There seems to be a widespread perception amongst researchers and teachers that many students find chemistry difficult [1]. Having a good knowledge of molecular structure is crucial to work out polarity of compounds, intermolecular forces and their relationship with properties. In addition, it is very important to understand the inorganic systems that explain the behaviour of atoms, ions and molecules in understanding the phenomena of organic chemistry [2]. Therefore, the understanding of spatial structures is central to the discipline of chemistry. However, in textbooks molecular structures are represented as two-dimensional objects and as result, students might find difficult to switch from 2D to 3D structures or images. Using 3 dimensional models help students acquire a better understanding of molecular geometry and encourage active learning. Computer visualizations now offer an interesting possible alternative to concrete or physical models [3]. Jmol is one of the most prevalent molecular visualization tools in STEM education. It is a free open source software for interactive molecular visualization.

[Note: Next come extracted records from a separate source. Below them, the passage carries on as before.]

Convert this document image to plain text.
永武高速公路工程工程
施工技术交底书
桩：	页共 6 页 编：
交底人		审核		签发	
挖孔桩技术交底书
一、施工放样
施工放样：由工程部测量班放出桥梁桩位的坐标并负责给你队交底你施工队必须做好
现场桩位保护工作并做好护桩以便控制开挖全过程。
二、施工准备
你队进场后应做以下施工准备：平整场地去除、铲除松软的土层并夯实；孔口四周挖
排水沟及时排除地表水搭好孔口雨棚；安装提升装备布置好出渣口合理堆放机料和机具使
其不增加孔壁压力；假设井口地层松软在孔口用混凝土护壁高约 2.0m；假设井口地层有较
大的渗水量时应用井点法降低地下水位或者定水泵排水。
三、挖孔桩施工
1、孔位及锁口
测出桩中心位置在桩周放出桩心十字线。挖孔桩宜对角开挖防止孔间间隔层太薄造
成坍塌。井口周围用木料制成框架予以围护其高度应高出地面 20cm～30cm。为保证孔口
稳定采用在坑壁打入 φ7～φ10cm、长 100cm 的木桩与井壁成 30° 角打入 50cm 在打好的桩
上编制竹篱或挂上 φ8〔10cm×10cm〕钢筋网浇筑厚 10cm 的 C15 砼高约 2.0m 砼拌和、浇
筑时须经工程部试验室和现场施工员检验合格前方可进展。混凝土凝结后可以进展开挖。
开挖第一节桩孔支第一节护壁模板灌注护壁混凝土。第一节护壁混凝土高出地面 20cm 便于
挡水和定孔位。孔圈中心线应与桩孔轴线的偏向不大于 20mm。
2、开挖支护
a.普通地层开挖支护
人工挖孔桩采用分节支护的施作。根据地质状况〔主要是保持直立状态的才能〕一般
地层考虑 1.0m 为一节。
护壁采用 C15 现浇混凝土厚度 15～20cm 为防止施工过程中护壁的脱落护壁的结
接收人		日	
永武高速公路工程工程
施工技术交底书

This work describes the implementation of the Jmol visualization tool in a module on General Chemistry for Engineers during the academic year 2016-2017. The goals were three-fold. To use the Jmol visualization application as a teaching tool for classroom demonstration. To provide students with the skills to use the molecular visualization tool for their own learning process. Finally, to actively engage students with generation and manipulation of molecular models. Jmol application was used during Lectures to teach about molecular structure. Students then had to download and use the application on their own to complete several worksheets. Later on, Jmol molecular models were also used to aid student understanding of organic chemistry, including isomerism. Additional worksheets and assignments involved the use of Jmol visualization tool. The evaluation of the software implementation on the module was carried out by marking the worksheets and by a survey that was conducted among the students.

References:
[1] Coll Richard K., Taylor Neil Alternative conceptions of chemical bonding held by upper secondary and tertiary students. Research in Science and Technological Education, vol. 19(2), pp. 171-191, 2001.
[2] Akkuzu N., M. A. Uyulgan. An epistemological inquiry into organic chemistry education: exploration of undergraduate students´ conceptual understanding of functional groups. Chemistry Education Research and Practice vol. 17, pp. 36-57, 2016.
[3] Kozma R. and Russel J. Multimedia learning of chemistry. In R. E. Mayer (Ed). The Cambridge handbook of Multimedia Learning, Cambridge University Press, 2005.

Keywords:

3D molecular models, Jmol software, organic chemistry.